The Figure Lending complaint is a reminder that cybersecurity and privacy commitments rise and fall together. When an incident is alleged to stem from a human-layer attack like social engineering, attention often shifts beyond technical controls to governance, consumer communications, and whether an organization’s public privacy statements align with its security posture. For lenders and fintechs handling sensitive financial and identity data, that alignment (and the ability to provide timely, legally compliant notice) can be a consequential component of incident response.

DJI, the world’s leading manufacturer of civilian drones, has escalated its dispute with the Federal Communications Commission (FCC) by filing an appeal in the Ninth Circuit after the FCC placed many DJI products on its “covered list,” which the FCC uses for telecommunications equipment it deems an unacceptable national security risk. DJI says the decision effectively prevents it from “marketing, selling, and importing new products into the United States,” and that the order covers DJI communications and video surveillance equipment. Rather than waiting for the FCC to decide whether it will reconsider, DJI says it is appealing the decision now to protect its business and all of the consumers and businesses that reply on its products.

For drone users and manufacturers, the practical takeaway is that a regulatory designation can become an immediate operational and commercial disruption, even before the courts resolve the underlying legal issues. DJI alleges the FCC “exceeded its statutory authority, failed to observe statutorily required procedures, and violated the Fifth Amendment,” and also claims that the FCC has used the ruling “as a justification” to restrict DJI’s ability to import not only covered products but even other existing and new products “outside the scope of the ruling.” DJI’s earlier reconsideration petition also described the FCC’s approach as unprecedented, asserting that “for the first time,” the bureau added an “entire category of products” rather than particular products produced by particular entities. Right now drone operators can map their fleets and supply chain exposure by identifying which platforms, payloads, and support items are affected; review contracts, customer commitments, and lead times in case availability tightens (which could include replacement parts); consider contingency procurement and platform diversification where feasible; and prepare clear customer and internal communications so operational teams know what can be bought, serviced, and deployed while the appeal proceeds.

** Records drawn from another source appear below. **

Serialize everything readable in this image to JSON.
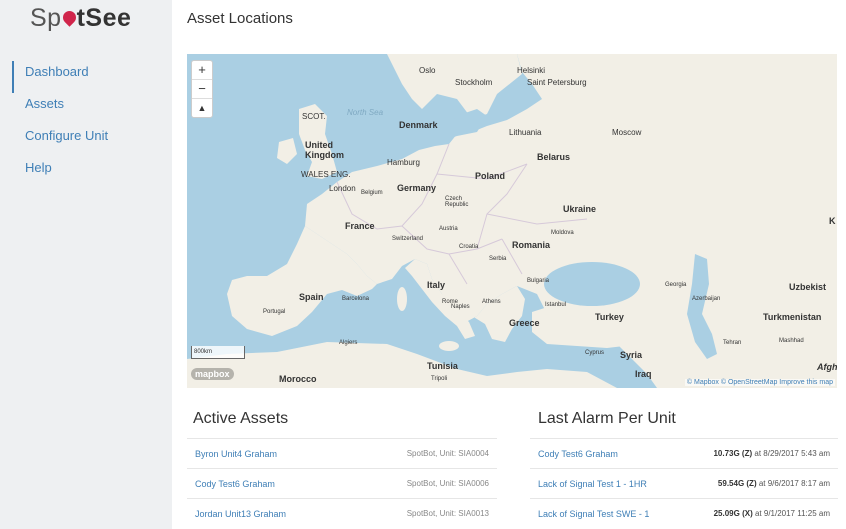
{
  "app": {
    "logo_part1": "Sp",
    "logo_part2": "t",
    "logo_part3": "See"
  },
  "sidebar": {
    "items": [
      {
        "label": "Dashboard",
        "active": true
      },
      {
        "label": "Assets"
      },
      {
        "label": "Configure Unit"
      },
      {
        "label": "Help"
      }
    ]
  },
  "page": {
    "title": "Asset Locations"
  },
  "map": {
    "zoom_in": "+",
    "zoom_out": "−",
    "compass": "▲",
    "scale": "800km",
    "logo": "mapbox",
    "attribution": "© Mapbox © OpenStreetMap Improve this map",
    "labels": {
      "oslo": "Oslo",
      "stockholm": "Stockholm",
      "helsinki": "Helsinki",
      "saint_petersburg": "Saint Petersburg",
      "scot": "SCOT.",
      "north_sea": "North Sea",
      "denmark": "Denmark",
      "lithuania": "Lithuania",
      "moscow": "Moscow",
      "united_kingdom": "United Kingdom",
      "wales": "WALES ENG.",
      "london": "London",
      "hamburg": "Hamburg",
      "belarus": "Belarus",
      "poland": "Poland",
      "germany": "Germany",
      "belgium": "Belgium",
      "czech": "Czech Republic",
      "ukraine": "Ukraine",
      "france": "France",
      "switzerland": "Switzerland",
      "austria": "Austria",
      "moldova": "Moldova",
      "croatia": "Croatia",
      "romania": "Romania",
      "serbia": "Serbia",
      "bulgaria": "Bulgaria",
      "italy": "Italy",
      "spain": "Spain",
      "portugal": "Portugal",
      "barcelona": "Barcelona",
      "rome": "Rome",
      "naples": "Naples",
      "athens": "Athens",
      "istanbul": "Istanbul",
      "georgia": "Georgia",
      "azerbaijan": "Azerbaijan",
      "uzbekistan": "Uzbekist",
      "greece": "Greece",
      "turkey": "Turkey",
      "turkmenistan": "Turkmenistan",
      "tehran": "Tehran",
      "mashhad": "Mashhad",
      "algiers": "Algiers",
      "tunisia": "Tunisia",
      "cyprus": "Cyprus",
      "syria": "Syria",
      "iraq": "Iraq",
      "morocco": "Morocco",
      "tripoli": "Tripoli",
      "afghanistan": "Afgh",
      "k": "K"
    }
  },
  "active_assets": {
    "title": "Active Assets",
    "rows": [
      {
        "name": "Byron Unit4 Graham",
        "meta": "SpotBot, Unit: SIA0004"
      },
      {
        "name": "Cody Test6 Graham",
        "meta": "SpotBot, Unit: SIA0006"
      },
      {
        "name": "Jordan Unit13 Graham",
        "meta": "SpotBot, Unit: SIA0013"
      }
    ]
  },
  "last_alarm": {
    "title": "Last Alarm Per Unit",
    "rows": [
      {
        "name": "Cody Test6 Graham",
        "value": "10.73G (Z)",
        "rest": " at 8/29/2017 5:43 am"
      },
      {
        "name": "Lack of Signal Test 1 - 1HR",
        "value": "59.54G (Z)",
        "rest": " at 9/6/2017 8:17 am"
      },
      {
        "name": "Lack of Signal Test SWE - 1",
        "value": "25.09G (X)",
        "rest": " at 9/1/2017 11:25 am"
      }
    ]
  },
  "colors": {
    "land": "#f2efe6",
    "water": "#aacfe3",
    "link": "#3f7fb6",
    "pin": "#d0254b"
  }
}
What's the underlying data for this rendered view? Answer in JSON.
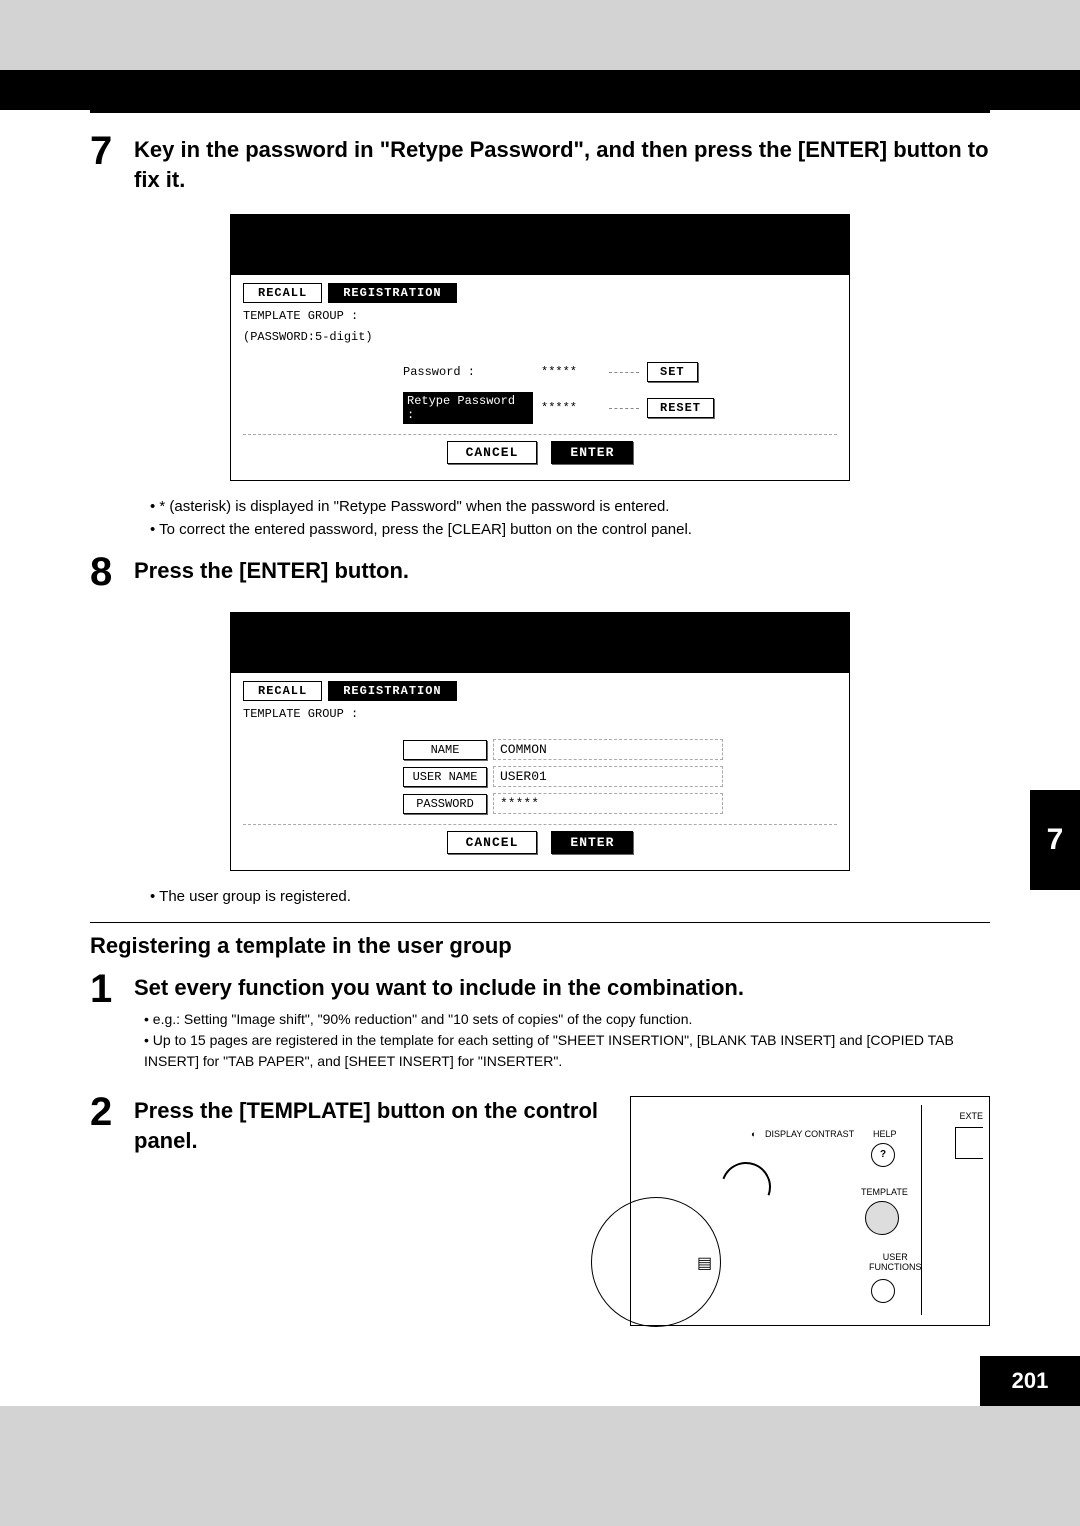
{
  "page": {
    "side_tab": "7",
    "footer": "201"
  },
  "step7": {
    "num": "7",
    "title": "Key in the password in \"Retype Password\", and then press the [ENTER] button to fix it.",
    "bullets": [
      "* (asterisk) is displayed in \"Retype Password\" when the password is entered.",
      "To correct the entered password, press the [CLEAR] button on the control panel."
    ]
  },
  "screen1": {
    "tabs": {
      "recall": "RECALL",
      "registration": "REGISTRATION"
    },
    "group_line1": "TEMPLATE GROUP    :",
    "group_line2": "(PASSWORD:5-digit)",
    "pw_label": "Password        :",
    "pw_val": "*****",
    "set": "SET",
    "retype_label": "Retype Password :",
    "retype_val": "*****",
    "reset": "RESET",
    "cancel": "CANCEL",
    "enter": "ENTER"
  },
  "step8": {
    "num": "8",
    "title": "Press the [ENTER] button.",
    "bullets": [
      "The user group is registered."
    ]
  },
  "screen2": {
    "tabs": {
      "recall": "RECALL",
      "registration": "REGISTRATION"
    },
    "group_line1": "TEMPLATE GROUP    :",
    "name_btn": "NAME",
    "name_val": "COMMON",
    "user_btn": "USER NAME",
    "user_val": "USER01",
    "pw_btn": "PASSWORD",
    "pw_val": "*****",
    "cancel": "CANCEL",
    "enter": "ENTER"
  },
  "section": {
    "title": "Registering a template in the user group"
  },
  "step1": {
    "num": "1",
    "title": "Set every function you want to include in the combination.",
    "bullets": [
      "e.g.: Setting \"Image shift\", \"90% reduction\" and \"10 sets of copies\" of the copy function.",
      "Up to 15 pages are registered in the template for each setting of \"SHEET INSERTION\", [BLANK TAB INSERT] and [COPIED TAB INSERT] for \"TAB PAPER\", and [SHEET INSERT] for \"INSERTER\"."
    ]
  },
  "step2": {
    "num": "2",
    "title": "Press the [TEMPLATE] button on the control panel."
  },
  "panel": {
    "display_contrast": "DISPLAY CONTRAST",
    "help": "HELP",
    "help_icon": "?",
    "exte": "EXTE",
    "template": "TEMPLATE",
    "user_functions": "USER\nFUNCTIONS",
    "contrast_icon": "◐"
  }
}
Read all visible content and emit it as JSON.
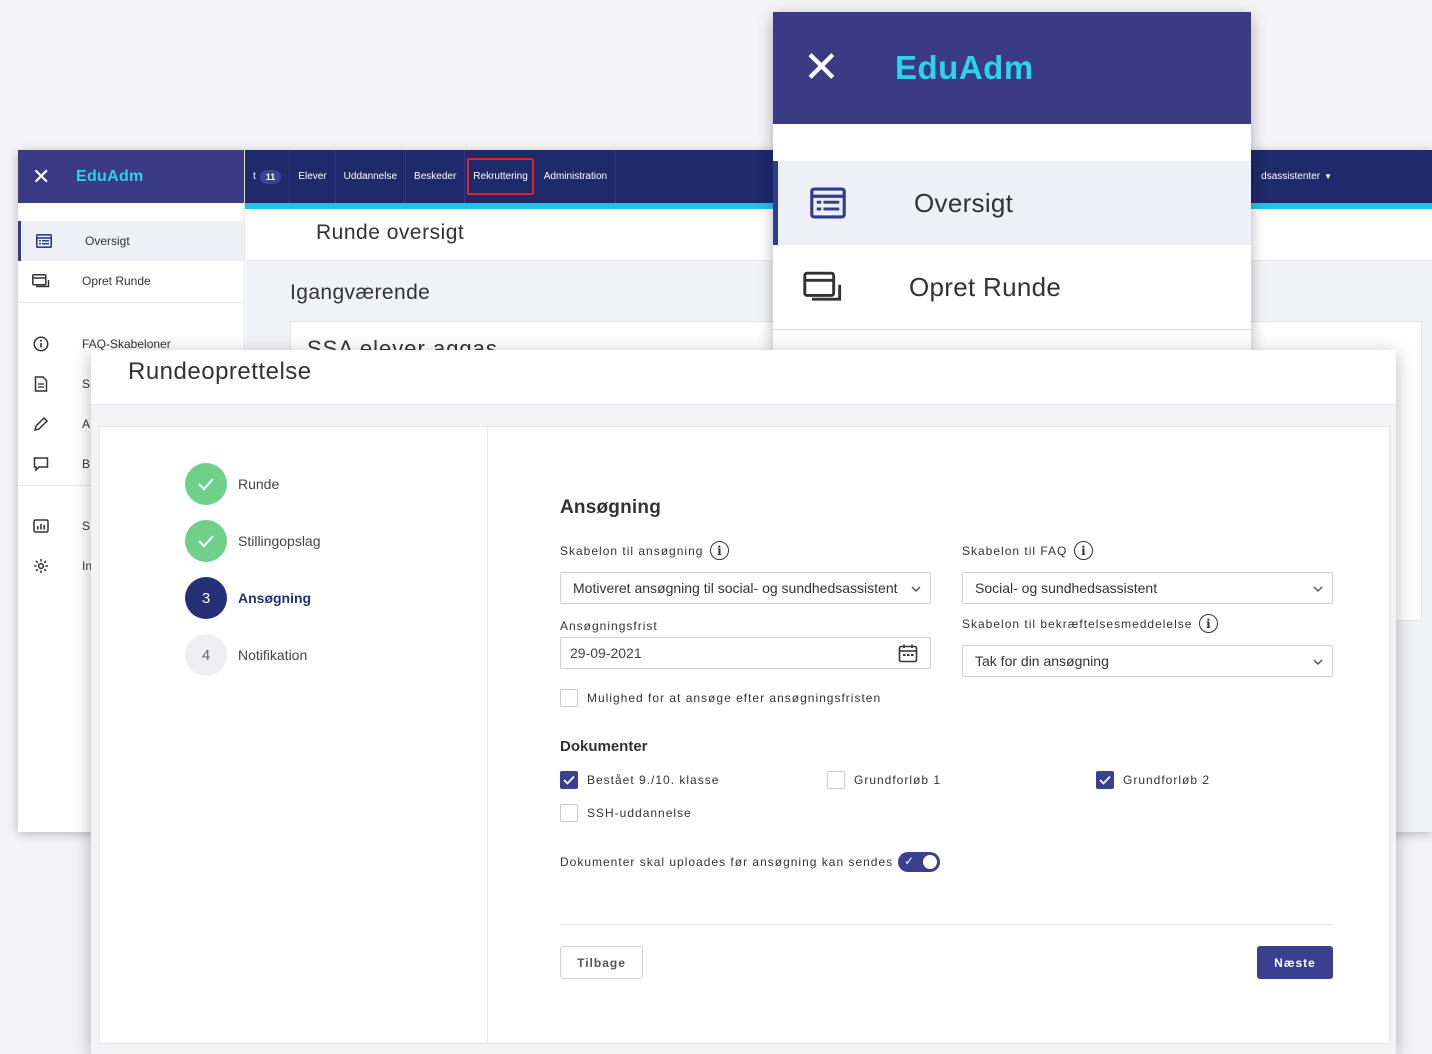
{
  "brand": "EduAdm",
  "nav": {
    "tabs": [
      {
        "label": "t",
        "badge": "11"
      },
      {
        "label": "Elever"
      },
      {
        "label": "Uddannelse"
      },
      {
        "label": "Beskeder"
      },
      {
        "label": "Rekruttering"
      },
      {
        "label": "Administration"
      }
    ],
    "user_menu": "dsassistenter"
  },
  "sidebar": {
    "items": [
      {
        "label": "Oversigt",
        "icon": "list-icon"
      },
      {
        "label": "Opret Runde",
        "icon": "window-add-icon"
      },
      {
        "label": "FAQ-Skabeloner",
        "icon": "info-icon"
      },
      {
        "label": "S",
        "icon": "document-icon"
      },
      {
        "label": "A",
        "icon": "pencil-icon"
      },
      {
        "label": "B",
        "icon": "chat-icon"
      },
      {
        "label": "S",
        "icon": "chart-icon"
      },
      {
        "label": "In",
        "icon": "settings-icon"
      }
    ]
  },
  "page": {
    "title": "Runde oversigt",
    "subtitle": "Igangværende",
    "card_title": "SSA elever aggas"
  },
  "zoom": {
    "items": [
      {
        "label": "Oversigt"
      },
      {
        "label": "Opret Runde"
      }
    ]
  },
  "modal": {
    "title": "Rundeoprettelse",
    "steps": [
      {
        "number": "",
        "label": "Runde",
        "state": "done"
      },
      {
        "number": "",
        "label": "Stillingopslag",
        "state": "done"
      },
      {
        "number": "3",
        "label": "Ansøgning",
        "state": "current"
      },
      {
        "number": "4",
        "label": "Notifikation",
        "state": "todo"
      }
    ],
    "section_title": "Ansøgning",
    "template_label": "Skabelon til ansøgning",
    "template_value": "Motiveret ansøgning til social- og sundhedsassistent",
    "faq_label": "Skabelon til FAQ",
    "faq_value": "Social- og sundhedsassistent",
    "deadline_label": "Ansøgningsfrist",
    "deadline_value": "29-09-2021",
    "confirm_label": "Skabelon til bekræftelsesmeddelelse",
    "confirm_value": "Tak for din ansøgning",
    "late_apply_label": "Mulighed for at ansøge efter ansøgningsfristen",
    "late_apply_checked": false,
    "documents_title": "Dokumenter",
    "documents": [
      {
        "label": "Bestået 9./10. klasse",
        "checked": true
      },
      {
        "label": "Grundforløb 1",
        "checked": false
      },
      {
        "label": "Grundforløb 2",
        "checked": true
      },
      {
        "label": "SSH-uddannelse",
        "checked": false
      }
    ],
    "upload_required_label": "Dokumenter skal uploades før ansøgning kan sendes",
    "upload_required_on": true,
    "back_label": "Tilbage",
    "next_label": "Næste"
  },
  "colors": {
    "nav_bg": "#1f2a6b",
    "brand_bg": "#3b3a85",
    "brand_text": "#2ad4ea",
    "accent_strip": "#22c3e6",
    "primary": "#3a3f8f",
    "step_done": "#6fd08c",
    "step_current": "#253075",
    "highlight_border": "#e0222a"
  }
}
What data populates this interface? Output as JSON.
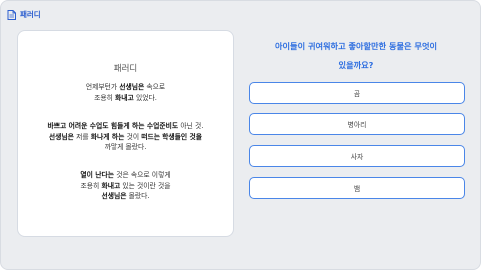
{
  "header": {
    "title": "패러디"
  },
  "passage": {
    "title": "패러디",
    "p1": [
      [
        [
          "언제부턴가 ",
          false
        ],
        [
          "선생님은",
          true
        ],
        [
          " 속으로",
          false
        ]
      ],
      [
        [
          "조용히 ",
          false
        ],
        [
          "화내고",
          true
        ],
        [
          " 있었다.",
          false
        ]
      ]
    ],
    "p2": [
      [
        [
          "바쁘고 어려운 수업도 힘들게 하는 수업준비도",
          true
        ],
        [
          " 아닌 것.",
          false
        ]
      ],
      [
        [
          "선생님은",
          true
        ],
        [
          " 저를 ",
          false
        ],
        [
          "화나게 하는",
          true
        ],
        [
          " 것이 ",
          false
        ],
        [
          "떠드는",
          true
        ],
        [
          " ",
          false
        ],
        [
          "학생들인 것을",
          true
        ]
      ],
      [
        [
          "까맣게 몰랐다.",
          false
        ]
      ]
    ],
    "p3": [
      [
        [
          "열이 난다는",
          true
        ],
        [
          " 것은 속으로 이렇게",
          false
        ]
      ],
      [
        [
          "조용히 ",
          false
        ],
        [
          "화내고",
          true
        ],
        [
          " 있는 것이란 것을",
          false
        ]
      ],
      [
        [
          "선생님은",
          true
        ],
        [
          " 몰랐다.",
          false
        ]
      ]
    ]
  },
  "question": {
    "line1": "아이들이 귀여워하고 좋아할만한 동물은 무엇이",
    "line2": "있을까요?"
  },
  "options": [
    "곰",
    "병아리",
    "사자",
    "뱀"
  ],
  "colors": {
    "accent": "#2f6fe0",
    "option_border": "#4a86e8",
    "background": "#ebedf0"
  },
  "icons": {
    "header": "document-icon"
  }
}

The fight between creators and big tech has mostly been focused on the alleged copyright infringement of using creative works in AI training data. However, trademark law might be the next battleground as creators look for additional ways to protect their work from AI-related misuse. Actor Matthew McConaughey recently received U.S. Registration No. 8,070,191 for his famous line, “Alright, Alright, Alright” delivered in the 1993 movie Dazed and Confused. The registration is for a sensory mark that protects the distinct intonation he made famous in the film. 

Trademarks protect a brand’s identity. Unlike copyright infringement, trademark infringement generally turns on whether a mark is used in commerce in a way that is likely to cause consumer confusion. That means using a trademarked phrase as an AI input, or having it appear in an AI output, is not automatically trademark infringement. Even so, trademarks can be a useful tool for artists looking to protect their identity from deepfakes and other AI-generated content that improperly imitates them. In that sense, trademark law may offer creators another path to push back against AI developers or users who try to profit from an artist’s identity without permission.